La zone d’aménagement différé

Le droit de préemption a été institué dans les ZAD par la loi no 62-848 du 26 juillet 1962. Les règles applicables aux ZAD sont désormais insérées aux articles L. 212- 1 et R. 212-1 et suivants du Code de l’urbanisme. La ZAD constitue, pour les collectivités publiques, un outil de contrôle du marché foncier dans les secteurs où elles envisagent des opérations d’urbanisme. L’outil ZAD a ainsi été conçu pour permettre de préparer des opérations d’aménagement sur le long terme. À cet effet, il a pour objectif non seulement de lutter contre la spéculation foncière, mais aussi de favoriser l’appropriation publique du sol nécessaire à la réalisation d’un projet d’aménagement urbain. Étant ici précisé que pour faire face aux manœuvres spéculatives pendant la procédure de création des ZAD, le Préfet peut, dès que la création d’une ZAD est envisagée, délimiter provisoirement un périmètre de "pré-ZAD", ouvrant sensiblement les mêmes droits que la ZAD.
Concrètement, la zone d’aménagement différé (ZAD) est un secteur à l’intérieur duquel s’applique, pour une durée limitée (six ans renouvelable), un droit de préemption permettant à une collectivité publique, un établissement public y ayant vocation, ou une SEM titulaire d’une convention d’aménagement d’acquérir prioritairement les biens immobiliers en cours d’aliénation. Il s’agit donc d’un outil de préemption, au même titre que le droit de préemption urbain. De fait, le régime du DPU se confond en grande partie avec le régime des ZAD. Il s’en distingue toutefois par son champ d’application ainsi que par ses modalités d’institution :
  • s’agissant du champ d’application territorial de la ZAD : le principe est simple puisqu’une ZAD peut être créée sur tout le territoire national sans limitation, que la commune soit ou non dotée d’un document d’urbanisme. Le champ d’application territorial de la ZAD est donc bien plus large que celui du DPU ;
  • s’agissant du champ d’application matériel de la ZAD : il est identique à celui du DPU.Notons qu’une hiérarchie entre ces deux droits de préemption a été prévue : ainsi, lorsqu’un bien est soumis au droit de préemption en ZAD, il est, de facto, exclu du champ d’application du droit de préemption urbain.

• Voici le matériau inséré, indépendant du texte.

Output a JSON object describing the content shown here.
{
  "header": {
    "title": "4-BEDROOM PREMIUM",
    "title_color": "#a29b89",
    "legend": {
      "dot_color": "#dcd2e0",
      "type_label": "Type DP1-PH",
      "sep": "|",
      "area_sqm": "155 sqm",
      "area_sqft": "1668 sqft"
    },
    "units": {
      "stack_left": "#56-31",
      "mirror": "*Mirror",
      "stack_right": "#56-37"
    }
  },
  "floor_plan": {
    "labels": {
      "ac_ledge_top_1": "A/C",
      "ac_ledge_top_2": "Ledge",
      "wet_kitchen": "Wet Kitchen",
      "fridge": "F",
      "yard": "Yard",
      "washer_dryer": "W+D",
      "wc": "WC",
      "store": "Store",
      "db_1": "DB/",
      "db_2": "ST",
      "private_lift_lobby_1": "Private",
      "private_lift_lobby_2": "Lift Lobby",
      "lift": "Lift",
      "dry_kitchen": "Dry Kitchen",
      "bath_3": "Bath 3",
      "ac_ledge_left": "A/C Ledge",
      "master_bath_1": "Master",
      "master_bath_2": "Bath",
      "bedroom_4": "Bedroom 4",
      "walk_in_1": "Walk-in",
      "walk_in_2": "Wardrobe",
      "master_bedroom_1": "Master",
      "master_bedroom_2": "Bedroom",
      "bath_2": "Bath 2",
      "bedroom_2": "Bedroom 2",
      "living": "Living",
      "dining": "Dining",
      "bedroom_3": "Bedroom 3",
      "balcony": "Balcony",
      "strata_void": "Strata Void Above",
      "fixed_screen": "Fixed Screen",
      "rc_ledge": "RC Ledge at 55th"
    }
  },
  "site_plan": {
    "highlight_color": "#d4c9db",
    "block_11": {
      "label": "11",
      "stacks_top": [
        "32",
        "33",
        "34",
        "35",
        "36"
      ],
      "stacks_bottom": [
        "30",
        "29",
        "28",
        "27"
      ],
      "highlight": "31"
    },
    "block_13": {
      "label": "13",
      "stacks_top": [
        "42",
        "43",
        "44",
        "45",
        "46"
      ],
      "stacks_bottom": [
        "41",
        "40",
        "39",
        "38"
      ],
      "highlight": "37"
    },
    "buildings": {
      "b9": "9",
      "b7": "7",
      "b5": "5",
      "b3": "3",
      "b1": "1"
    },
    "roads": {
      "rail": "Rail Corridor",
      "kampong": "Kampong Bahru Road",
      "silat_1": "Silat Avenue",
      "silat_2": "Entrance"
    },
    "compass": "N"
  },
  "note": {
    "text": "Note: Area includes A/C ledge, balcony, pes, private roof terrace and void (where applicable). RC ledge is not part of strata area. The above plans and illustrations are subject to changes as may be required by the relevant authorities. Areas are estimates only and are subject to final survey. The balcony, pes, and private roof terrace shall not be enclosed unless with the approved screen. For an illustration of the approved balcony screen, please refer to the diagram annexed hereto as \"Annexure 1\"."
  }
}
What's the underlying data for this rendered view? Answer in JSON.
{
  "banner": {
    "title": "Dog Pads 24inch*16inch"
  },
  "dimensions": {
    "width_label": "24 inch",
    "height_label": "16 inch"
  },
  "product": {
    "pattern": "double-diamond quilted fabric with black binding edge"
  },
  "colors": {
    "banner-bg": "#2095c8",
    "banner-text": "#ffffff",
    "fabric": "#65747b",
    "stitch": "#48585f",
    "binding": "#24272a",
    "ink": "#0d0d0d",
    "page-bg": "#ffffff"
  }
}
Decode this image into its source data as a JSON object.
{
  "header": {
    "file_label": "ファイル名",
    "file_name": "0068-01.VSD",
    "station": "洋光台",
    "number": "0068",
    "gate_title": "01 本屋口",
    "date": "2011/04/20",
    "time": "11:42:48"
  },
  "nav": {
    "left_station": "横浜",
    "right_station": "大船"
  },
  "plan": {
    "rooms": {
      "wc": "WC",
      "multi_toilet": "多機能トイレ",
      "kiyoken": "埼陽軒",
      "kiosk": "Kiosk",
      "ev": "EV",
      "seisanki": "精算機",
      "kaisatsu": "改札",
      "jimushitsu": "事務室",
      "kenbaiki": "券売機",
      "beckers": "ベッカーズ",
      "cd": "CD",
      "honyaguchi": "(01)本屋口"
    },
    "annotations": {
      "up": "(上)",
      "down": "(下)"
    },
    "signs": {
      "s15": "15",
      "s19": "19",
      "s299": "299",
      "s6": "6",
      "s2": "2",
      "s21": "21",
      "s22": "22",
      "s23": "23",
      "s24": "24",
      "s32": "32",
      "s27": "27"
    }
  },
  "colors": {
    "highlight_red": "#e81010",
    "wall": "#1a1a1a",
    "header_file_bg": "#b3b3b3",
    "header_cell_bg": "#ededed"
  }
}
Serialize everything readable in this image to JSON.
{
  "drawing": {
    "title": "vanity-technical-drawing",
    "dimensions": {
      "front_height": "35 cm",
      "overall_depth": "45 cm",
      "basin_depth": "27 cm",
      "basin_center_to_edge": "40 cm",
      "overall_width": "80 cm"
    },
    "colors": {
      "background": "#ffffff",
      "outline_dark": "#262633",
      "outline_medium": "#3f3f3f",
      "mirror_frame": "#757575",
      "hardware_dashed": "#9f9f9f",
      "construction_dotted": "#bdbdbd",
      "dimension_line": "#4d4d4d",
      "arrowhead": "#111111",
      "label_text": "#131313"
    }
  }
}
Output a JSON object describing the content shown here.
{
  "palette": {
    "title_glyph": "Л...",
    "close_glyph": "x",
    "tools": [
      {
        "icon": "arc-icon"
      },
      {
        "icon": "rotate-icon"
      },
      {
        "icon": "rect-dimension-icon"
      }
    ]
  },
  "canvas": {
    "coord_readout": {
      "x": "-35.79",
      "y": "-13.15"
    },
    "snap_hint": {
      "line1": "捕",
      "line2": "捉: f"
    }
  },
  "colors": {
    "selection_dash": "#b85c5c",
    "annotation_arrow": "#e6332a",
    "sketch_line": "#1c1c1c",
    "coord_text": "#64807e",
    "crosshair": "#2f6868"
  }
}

  • s’agissant des modalités de création d’une ZAD : la création d’une ZAD appartient au préfet de département, mais également aux EPCI à fiscalité propre compétents en matière de PLU et, dans le périmètre de la métropole du Grand Paris, aux établissements publics territoriaux, à condition de rester en dehors des périmètres fixés par le conseil de la métropole du Grand Paris pour la mise en œuvre des opérations d’aménagement d’intérêt métropolitain.Notons par ailleurs que l’article L. 212-2 du Code de l’urbanisme précise que le titulaire du droit de préemption est désigné dans l’arrêté de création de la ZAD.
Actuellement, il est constaté que le nombre de ZAD a tendance à diminuer127, sans doute car la réalisation d’opération de renouvellement urbain dans le cadre de ZAD – une procédure de maîtrise foncière complète des site – est souvent très onéreux.